Auch beim OpenBooks Festival gab es hervorragende Lesungen, etwa von Johana Sinisalo, die ihr Buch „Finnisches Feuer“ in der Alten Nikolaikirche vorstellte. Der humorvolle Übersetzer des Buches, Stefan Moster, rief die versammelte Lesergemeinde mit einem „Liebe Gemeinde“ erfolgreich zur Ruhe. Dann wurde es feurig als Johanna Sinisalo in ihre Geschichte einführte.
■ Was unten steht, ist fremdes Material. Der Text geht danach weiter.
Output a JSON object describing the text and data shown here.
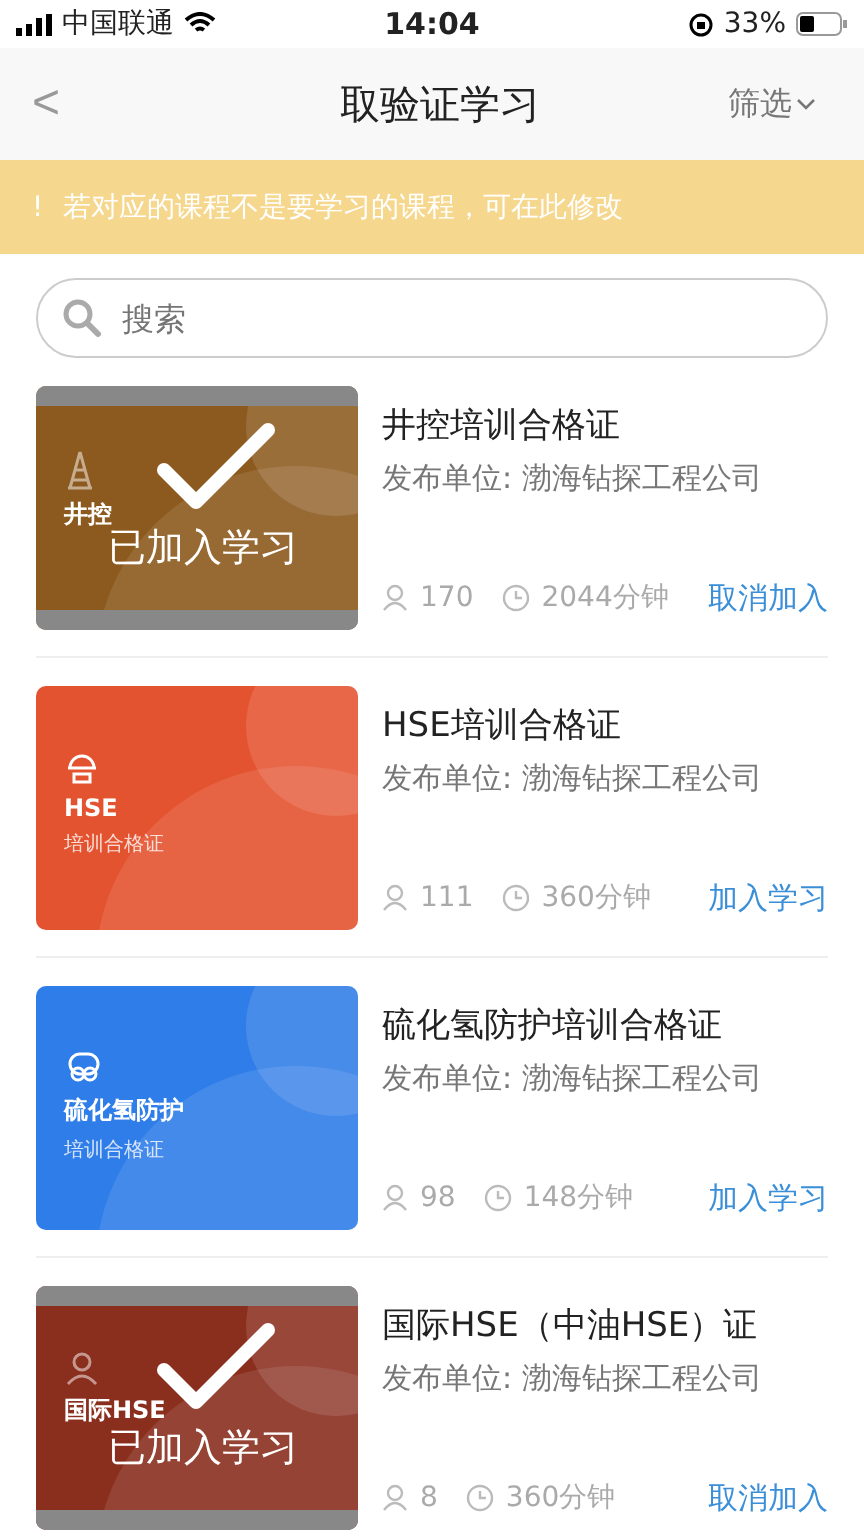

Sie kritisiert darin den wieder aufflammenden Mädchenwahn, die Anspruchshaltung radikaler Maskulisten sowie übertriebenen Paternalismus. In einem Finnland in der nahen Zukunft ist Chili die einzig verfügbare Droge, schöne Frauen werden zur Ehe erzogen und nur die hässlichen dürfen intelligent und selbstständig sein.

Johanna-Sinisalo

Schon dieser kleine Einblick in das Programm des finnischen Ehrengastes zeigt: diesen Winter sollten wir alle viel mehr Literatur aus Finnland lesen! Und hoffen, dass die großartigen AutorInnen noch viel öfter ins Deutsche übersetzt werden.